Dr. Li Tang, Chairman of Biostar Pharma said: "The first patient enrollment of UTD2 in the US clinical trial is an important step for our international development strategy. We are honored to have a number of well-known research institutions and investigators in the US to carry out the study. We are confident that this breakthrough product will provide more benefits for numerous cancer patients and bring about a substantial change to microtubule inhibitors administration. The company is fully committed to advancing this study in order to meet substantial clinical needs around the world."

About UTD2 and Utidelone

UTD2 is the oral formulation of utidelone (utidelone capsule), which is developed through the proprietary microbial drug formulation platform of Beijing Biostar Pharmaceuticals Co., Ltd. Utidelone is a genetically engineered microtubule inhibitor and its injectable dosage has been launched in China in 2021 for the treatment of metastatic breast cancer (MBC). It is the only approved new molecular of microtubule inhibitor in the past 10 years around the world. Among all single agent or combination regimen of non-taxane chemotherapies, utidelone injectable is the only one to achieve both PFS and OS benefits for heavily pretreated MBC patients.
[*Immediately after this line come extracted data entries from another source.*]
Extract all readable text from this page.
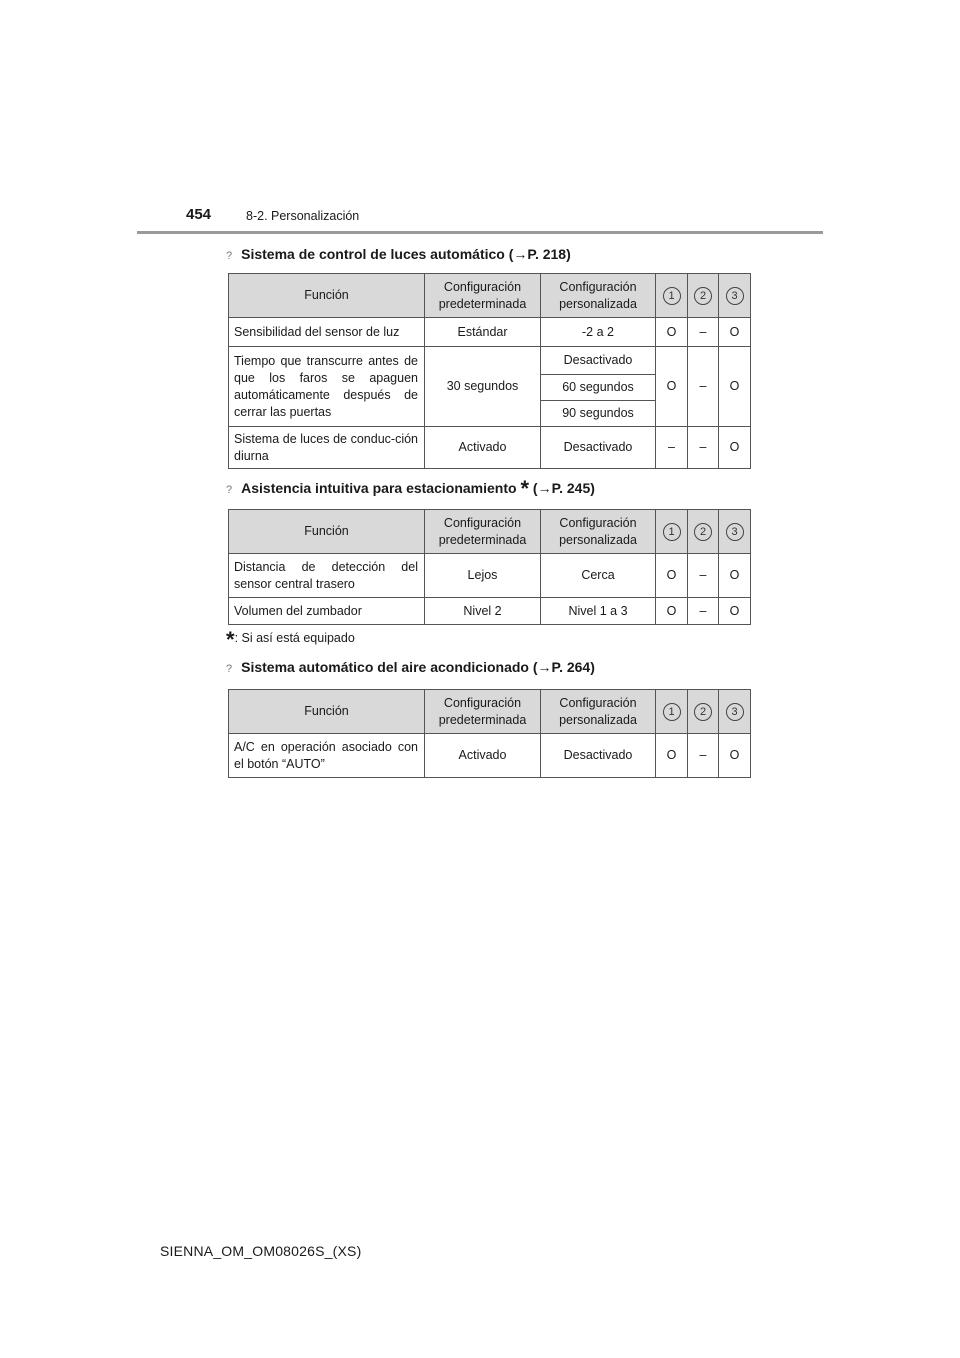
454	8-2. Personalización
? Sistema de control de luces automático (→P. 218)
Función	Configuración predeterminada	Configuración personalizada	1	2	3
Sensibilidad del sensor de luz	Estándar	-2 a 2	O	–	O
Tiempo que transcurre antes de que los faros se apaguen automáticamente después de cerrar las puertas	30 segundos	Desactivado	O	–	O
		60 segundos			
		90 segundos			
Sistema de luces de conduc-ción diurna	Activado	Desactivado	–	–	O
? Asistencia intuitiva para estacionamiento * (→P. 245)
Función	Configuración predeterminada	Configuración personalizada	1	2	3
Distancia de detección del sensor central trasero	Lejos	Cerca	O	–	O
Volumen del zumbador	Nivel 2	Nivel 1 a 3	O	–	O
*: Si así está equipado
? Sistema automático del aire acondicionado (→P. 264)
Función	Configuración predeterminada	Configuración personalizada	1	2	3
A/C en operación asociado con el botón “AUTO”	Activado	Desactivado	O	–	O
SIENNA_OM_OM08026S_(XS)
It demonstrated several advantageous features, such as overcoming taxane-resistant, low hematological toxicity suitable for longer term exposure, ability to cross the blood-brain barrier that is able to prevent and treat tumor brain metastasis. The phase 3 study results of utidelone injectable were twice selected for oral presentations at ASCO (Free ASCO Whitepaper) annual meetings and invited to publish in Lancet Oncology and Annals of Oncology. It is also recommended by "2023 CSCO Guidelines for Diagnosis and Treatment of Breast Cancer" as Class I (category IA). Clinical studies for multiple indication expansion are in progress, including phase 3 trials for non-small-cell lung cancer and breast cancer neoadjuvant, respectively, as well as phase 2 trial for the first line treatment of advanced esophageal cancer and gastric cancer.

About BG02-2201 Study

BG02-2201 represents the "Phase I Clinical Study on the Tolerability of Utidelone Capsule in Patients with Advanced Solid Tumors" (NCT05681000), which is an open-label phase I dose escalation study and will be conducted at several clinical research centers in the United States. 16-28 patients with advanced solid tumors are expected to be enrolled. The primary objective is to evaluate the safety and tolerability of UTD2 to determine the maximum tolerated dose (MTD) and dose-limiting toxicity (DLT). The secondary objectives are to evaluate the pharmacokinetic profile of UTD2 and to preliminarily assess the anti-tumor efficacy of UTD2 in advanced solid tumor patients.